In another local paper, Princess Adelah, daughter of Saudi King Abdullah bin Abdul Aziz, recently spoke of the need to ‘’seriously and realistically look into the issue of introducing sports in girls’ schools because of the rise in diseases linked to obesity and lack of movement.”

The recent debate was sparked by an attempt by Ministry of Municipal and Rural Affairs officials to close down several all-female health clubs because they were operating without licences.

Officials eventually admitted that no government department, including the one that issues licences for men’s gyms, is authorised to licence those of women. Only female clubs associated with a medical centre are granted licences.

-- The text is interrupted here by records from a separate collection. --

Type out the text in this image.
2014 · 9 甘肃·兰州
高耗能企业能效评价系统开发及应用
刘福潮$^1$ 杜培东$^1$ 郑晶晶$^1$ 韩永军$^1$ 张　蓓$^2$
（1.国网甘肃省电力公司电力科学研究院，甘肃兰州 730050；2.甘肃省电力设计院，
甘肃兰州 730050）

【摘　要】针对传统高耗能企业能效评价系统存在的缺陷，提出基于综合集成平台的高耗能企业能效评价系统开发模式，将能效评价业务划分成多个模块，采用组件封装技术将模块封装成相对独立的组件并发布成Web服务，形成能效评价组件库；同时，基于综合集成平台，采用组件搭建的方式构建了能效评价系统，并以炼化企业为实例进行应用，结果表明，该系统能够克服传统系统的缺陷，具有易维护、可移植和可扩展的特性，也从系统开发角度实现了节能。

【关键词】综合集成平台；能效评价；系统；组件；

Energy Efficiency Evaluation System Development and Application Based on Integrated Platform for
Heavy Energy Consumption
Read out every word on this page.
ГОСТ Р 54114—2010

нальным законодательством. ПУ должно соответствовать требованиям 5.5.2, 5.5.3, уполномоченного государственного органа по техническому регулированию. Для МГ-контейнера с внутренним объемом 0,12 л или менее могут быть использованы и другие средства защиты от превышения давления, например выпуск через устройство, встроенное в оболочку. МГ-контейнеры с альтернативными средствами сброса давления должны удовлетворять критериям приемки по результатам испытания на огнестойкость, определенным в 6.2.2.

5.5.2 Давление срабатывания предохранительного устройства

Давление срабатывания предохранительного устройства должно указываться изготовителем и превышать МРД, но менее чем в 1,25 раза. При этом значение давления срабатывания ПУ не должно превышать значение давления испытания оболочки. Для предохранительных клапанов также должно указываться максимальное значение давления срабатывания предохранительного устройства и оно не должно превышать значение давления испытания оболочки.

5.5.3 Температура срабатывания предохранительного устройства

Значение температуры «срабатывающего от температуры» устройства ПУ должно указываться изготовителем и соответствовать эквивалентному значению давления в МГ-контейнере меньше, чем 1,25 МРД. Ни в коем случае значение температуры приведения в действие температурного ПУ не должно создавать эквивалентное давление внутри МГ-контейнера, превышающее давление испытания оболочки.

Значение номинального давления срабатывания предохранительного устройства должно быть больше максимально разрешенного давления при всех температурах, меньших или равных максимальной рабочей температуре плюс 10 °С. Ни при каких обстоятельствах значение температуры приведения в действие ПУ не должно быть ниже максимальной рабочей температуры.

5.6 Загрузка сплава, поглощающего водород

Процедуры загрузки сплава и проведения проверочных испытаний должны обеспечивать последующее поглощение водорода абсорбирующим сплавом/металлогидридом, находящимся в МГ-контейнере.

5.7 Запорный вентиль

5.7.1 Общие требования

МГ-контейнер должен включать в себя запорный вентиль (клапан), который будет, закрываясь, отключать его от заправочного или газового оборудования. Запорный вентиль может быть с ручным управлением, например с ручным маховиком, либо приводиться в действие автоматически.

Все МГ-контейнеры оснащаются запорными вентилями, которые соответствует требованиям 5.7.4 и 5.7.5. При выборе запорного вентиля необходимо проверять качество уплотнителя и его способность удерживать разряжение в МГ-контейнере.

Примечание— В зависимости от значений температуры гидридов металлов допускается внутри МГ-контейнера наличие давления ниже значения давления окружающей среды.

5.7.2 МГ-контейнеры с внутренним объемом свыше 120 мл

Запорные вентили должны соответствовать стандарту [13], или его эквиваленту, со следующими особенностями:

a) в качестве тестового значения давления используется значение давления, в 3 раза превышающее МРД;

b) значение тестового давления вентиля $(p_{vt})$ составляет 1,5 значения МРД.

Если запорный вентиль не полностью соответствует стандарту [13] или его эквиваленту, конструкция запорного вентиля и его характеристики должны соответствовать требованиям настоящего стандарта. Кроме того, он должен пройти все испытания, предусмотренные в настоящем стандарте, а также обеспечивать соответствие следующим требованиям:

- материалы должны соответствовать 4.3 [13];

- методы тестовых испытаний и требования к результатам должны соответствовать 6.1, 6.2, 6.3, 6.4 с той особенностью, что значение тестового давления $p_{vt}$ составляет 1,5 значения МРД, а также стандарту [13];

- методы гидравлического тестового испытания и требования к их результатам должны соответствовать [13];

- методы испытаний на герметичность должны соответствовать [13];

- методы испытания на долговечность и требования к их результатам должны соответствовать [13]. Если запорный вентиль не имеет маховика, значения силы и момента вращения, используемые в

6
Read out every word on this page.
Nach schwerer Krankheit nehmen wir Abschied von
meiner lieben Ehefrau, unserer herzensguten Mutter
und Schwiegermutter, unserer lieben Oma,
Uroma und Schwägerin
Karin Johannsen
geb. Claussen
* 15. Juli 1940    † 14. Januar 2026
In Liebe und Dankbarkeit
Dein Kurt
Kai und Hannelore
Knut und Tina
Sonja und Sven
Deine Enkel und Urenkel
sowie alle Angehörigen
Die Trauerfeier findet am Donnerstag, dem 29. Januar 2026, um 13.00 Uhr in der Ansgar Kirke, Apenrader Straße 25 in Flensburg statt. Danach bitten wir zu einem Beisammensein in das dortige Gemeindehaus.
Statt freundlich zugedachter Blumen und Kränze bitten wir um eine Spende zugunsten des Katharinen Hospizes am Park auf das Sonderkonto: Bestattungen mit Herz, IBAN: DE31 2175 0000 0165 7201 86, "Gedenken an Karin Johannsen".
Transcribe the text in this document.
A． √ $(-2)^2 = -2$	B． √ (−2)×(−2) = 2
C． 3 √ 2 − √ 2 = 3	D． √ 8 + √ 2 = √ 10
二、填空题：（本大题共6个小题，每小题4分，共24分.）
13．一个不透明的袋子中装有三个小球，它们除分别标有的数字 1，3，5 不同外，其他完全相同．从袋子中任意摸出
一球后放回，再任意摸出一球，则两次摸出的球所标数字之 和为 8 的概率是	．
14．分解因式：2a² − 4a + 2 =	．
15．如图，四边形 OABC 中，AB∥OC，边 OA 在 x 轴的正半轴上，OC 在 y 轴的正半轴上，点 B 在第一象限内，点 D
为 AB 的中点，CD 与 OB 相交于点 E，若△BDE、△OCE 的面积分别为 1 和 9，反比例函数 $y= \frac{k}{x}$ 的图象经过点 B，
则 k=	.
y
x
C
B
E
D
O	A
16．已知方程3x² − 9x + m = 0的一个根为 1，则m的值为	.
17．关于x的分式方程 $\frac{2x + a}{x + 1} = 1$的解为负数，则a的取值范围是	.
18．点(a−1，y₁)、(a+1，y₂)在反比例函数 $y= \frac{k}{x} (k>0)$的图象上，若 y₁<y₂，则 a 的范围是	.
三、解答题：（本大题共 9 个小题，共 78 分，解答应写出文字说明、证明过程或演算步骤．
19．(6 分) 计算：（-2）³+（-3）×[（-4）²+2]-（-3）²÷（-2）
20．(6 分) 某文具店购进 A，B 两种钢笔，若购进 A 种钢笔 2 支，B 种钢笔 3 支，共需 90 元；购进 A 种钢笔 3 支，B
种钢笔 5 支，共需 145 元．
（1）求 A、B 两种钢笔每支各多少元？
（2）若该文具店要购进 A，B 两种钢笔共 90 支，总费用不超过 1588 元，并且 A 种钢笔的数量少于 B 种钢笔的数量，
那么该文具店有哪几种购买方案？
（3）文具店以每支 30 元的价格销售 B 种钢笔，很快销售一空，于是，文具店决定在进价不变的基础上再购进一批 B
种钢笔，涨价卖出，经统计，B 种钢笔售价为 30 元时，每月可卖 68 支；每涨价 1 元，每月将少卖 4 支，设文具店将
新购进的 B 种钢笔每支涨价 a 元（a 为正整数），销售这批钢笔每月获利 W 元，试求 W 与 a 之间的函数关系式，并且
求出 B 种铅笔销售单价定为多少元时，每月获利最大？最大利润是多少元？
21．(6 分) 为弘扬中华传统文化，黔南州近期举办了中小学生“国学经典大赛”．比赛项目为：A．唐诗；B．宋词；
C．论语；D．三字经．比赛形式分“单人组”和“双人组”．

In an effort to meet the growing demand for women’s exercise facilities, some entrepreneurs had opened establishments they described to licensing authorities as ‘beauty salons,’ or ‘natural treatment centres’ because they knew they could not get licensed as an all-female gym.

Even the Shura Council, an appointed advisory body to the king, responded by demanding that the ministry find a way to license female health clubs.

Most of Saudi Arabia’s influential religious establishment, however, remains opposed to women’s sports because they believe it will encourage female independence and because it seems to imitate foreign customs.

As Sheikh Al Habdan wrote on his website, physical education classes for girls would be the start of “a slippery slope” with Saudi Arabia “following in the footsteps of Western countries...by allowing women additional freedoms in sports. Soon the state will inaugurate colleges dedicated to female sports, then they will hold national championships. And to think that this brouhaha all began because women needed exercise and it just spiralled out of control.”

Al Habdan does not hold a government position, but his views are shared by many senior state-appointed clerics. During a television interview last year, Saudi Arabia’s Grand Mufti Sheikh Abdul Aziz Al Sheikh said “women should be housewives; there is no need for them to engage in sports. Such practices don’t serve society.”

This clerical opposition to women doing sports does not stem from Islam. Rather, it arises out of cultural attitudes long discredited in most other societies. For example, some clerics have even suggested that exerting themselves in sports would be detrimental to women’s honour if it broke their hymen.

“Women need to have their dignity protected,” Sheikh Abdullah Al Manee, a member of the government-appointed Council of Senior Religious Scholars, told the Saudi Gazette. “Sports such as football and basketball require a lot of movement which may cause young women to lose their virginity, which can cause them numerous problems later on.”

But more moderate voices have begun to speak up. Ali Abbas Al Hakami, who also belongs to the Council of Senior Religious Scholars, told Okaz newspaper that women must exercise because “maintaining physical health is one of the necessities called for by Shari’a,” or Islamic law.

His opinion is shared by many Saudis, according to a recent poll by the Saudi Centre for Statistical Research. It reported that 89 percent of respondents thought that sports are important for women and 92 percent favoured having all-female gyms.

But opponents of women’s health clubs are not going to be silenced. Recently, a large poster appeared overnight on one of Riyadh’s downtown streets. It read ‘No to Women’s Clubs’ and ‘My Veil is My Life.’ The six-metre-long sign, which had no signature, declared the launch of a ‘national campaign for confronting deviant thought and trends towards Westernisation.’

Its owners had placed it for maximum impact: on a fence along Khurrais Road, where women take advantage of the wide sidewalks for their evening exercise.